理由など、大したことではないのかもしれない。
単に3日目になっても、日番谷が帰る様子がなかったからというだけかもしれない。
けれど、昨日確かに織姫は何も言わなかった。何も言わないどころか、外にすら出ようとしなかった。
それなのに、今日はこうして外に出て、買い物までしている。 その違いは何なんだと思いながら織姫を見れば、ついに籠から服がこぼれだしてしまったようで慌てて拾い集めているところだった。
必死になって袋に詰め込んでいる姿が幼なじみの少女の姿と重なり、日番谷は思わず微苦笑した。

(……ん?)
不意に感じた視線に日番谷は振り返った。
けれどそこに人はいない。視線の先にあるのは先ほどまで日番谷がいた個室と、その先に見える店の出入り口の一つと思わしきガラス扉と、さらに言うならばその向こうにある何やら小さな店がいくつもならんだ中庭のような場所。

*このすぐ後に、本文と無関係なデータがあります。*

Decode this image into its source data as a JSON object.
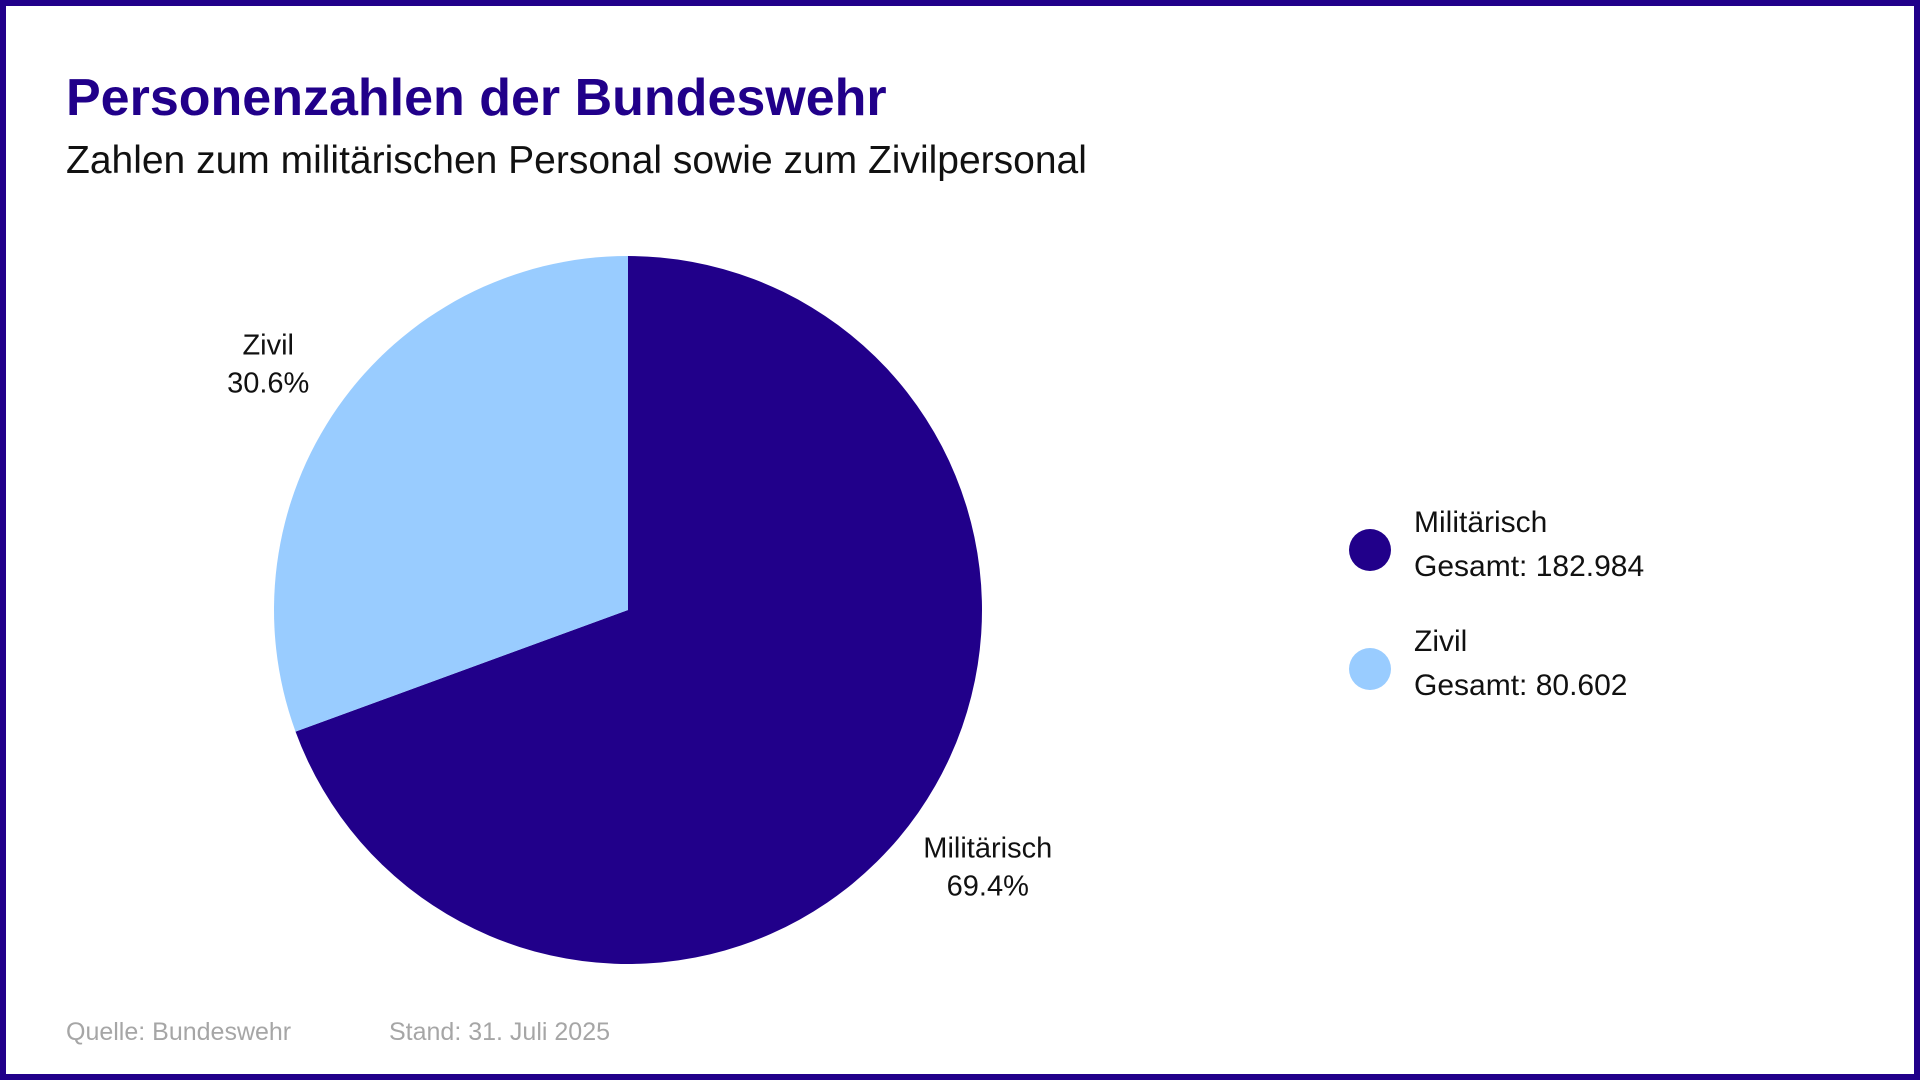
{
  "title": "Personenzahlen der Bundeswehr",
  "subtitle": "Zahlen zum militärischen Personal sowie zum Zivilpersonal",
  "colors": {
    "accent": "#21008a",
    "militaerisch": "#21008a",
    "zivil": "#99ccff",
    "border": "#21008a"
  },
  "chart_data": {
    "type": "pie",
    "title": "Personenzahlen der Bundeswehr",
    "subtitle": "Zahlen zum militärischen Personal sowie zum Zivilpersonal",
    "slices": [
      {
        "label": "Militärisch",
        "value": 182984,
        "percent": 69.4,
        "percent_label": "69.4%",
        "color": "#21008a"
      },
      {
        "label": "Zivil",
        "value": 80602,
        "percent": 30.6,
        "percent_label": "30.6%",
        "color": "#99ccff"
      }
    ],
    "legend_placement": "right"
  },
  "legend": {
    "items": [
      {
        "name": "Militärisch",
        "total": "Gesamt: 182.984"
      },
      {
        "name": "Zivil",
        "total": "Gesamt: 80.602"
      }
    ]
  },
  "footer": {
    "source": "Quelle: Bundeswehr",
    "stand": "Stand: 31. Juli 2025"
  }
}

そのうちガラス扉から日番谷の前までには、少なくとも人がいる様子はない。
中庭にはどうやら人が何人もいるようだが、その多くは連れがいるのかそれぞれの相手と会話を楽しみ、1人でいる者も自らのやるべきことが忙しいのか、誰もこちらを見ている様子はないようだった。

「冬獅郎くん?」
日番谷が外を見ていることに気がついたのだろう、織姫がそばに寄ってきてどうしたの?と尋ねてきた。
「別に何でもねえよ」
「そう?」
ぶっきらぼうに答える日番谷に、織姫は首を傾げる。
「うーん。でもそういえばおなか空いたね」
「は?」
「だってそろそろお昼だし。ごはんにしないと。うん、そうしよう!」
何を突然。何故そうなる。
織姫の変わり身の早さに、あ然とする日番谷。けれどそれを知って知らずか織姫はニッコリ笑って、
「じゃあちょっと待っててねー」
会計をするべく走っていくのだった。
          
サイドストーリーといっても過言ではないくらい、本筋から遠ざかっている気がします(笑)
いやでも最後はちゃんとつながってるから!ちゃんと続くから!うん、絶対!
……と自分に言い聞かせる(大爆)。
買い物シーンはさらりと終らせるつもりだったんだけどなあ。って朝食の時にも言っていたような。